Quantum phase transitions beyond the Landau-Ginzburg paradigm and supersymmetry

TL;DR

This paper explores how supersymmetric U(1) gauge theories in 2+1 dimensions serve as rigorous examples of quantum phase transitions beyond the traditional Landau-Ginzburg paradigm, linking condensed matter and particle theory insights.

Contribution

It establishes a connection between supersymmetric gauge theories and deconfined quantum critical points in condensed matter physics, providing rigorous examples beyond the Landau-Ginzburg-Wilson framework.

Findings

Supersymmetric U(1) gauge theories model non-Landau-Ginzburg quantum phase transitions.

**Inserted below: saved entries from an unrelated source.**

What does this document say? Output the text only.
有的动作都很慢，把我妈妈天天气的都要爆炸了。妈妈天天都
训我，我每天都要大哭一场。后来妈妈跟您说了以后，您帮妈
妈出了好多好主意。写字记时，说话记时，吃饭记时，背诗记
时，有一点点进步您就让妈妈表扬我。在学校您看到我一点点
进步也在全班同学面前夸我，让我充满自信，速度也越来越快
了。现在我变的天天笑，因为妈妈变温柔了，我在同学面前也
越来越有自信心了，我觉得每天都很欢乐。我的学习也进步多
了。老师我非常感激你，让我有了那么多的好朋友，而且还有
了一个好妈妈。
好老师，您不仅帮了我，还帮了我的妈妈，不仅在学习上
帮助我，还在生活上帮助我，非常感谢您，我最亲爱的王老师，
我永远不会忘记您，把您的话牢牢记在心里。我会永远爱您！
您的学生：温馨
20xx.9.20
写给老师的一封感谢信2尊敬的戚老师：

Connections between supersymmetric mirror symmetry and condensed matter dualities.

Examples of deconfined criticality in supersymmetric theories.

Abstract

We make connections between studies in the condensed matter literature on quantum phase transitions in square lattice antiferromagnets, and results in the particle theory literature on abelian supersymmetric gauge theories in 2+1 dimensions. In particular, we point out that supersymmetric U(1) gauge theories (with particle content similar, but not identical, to those of theories of doped antiferromagnets) provide rigorous examples of quantum phase transitions which do not obey the Landau-Ginzburg-Wilson paradigm (often referred to as transitions realizing "deconfined criticality"). We also make connections between supersymmetric mirror symmetries and condensed matter particle-vortex dualities.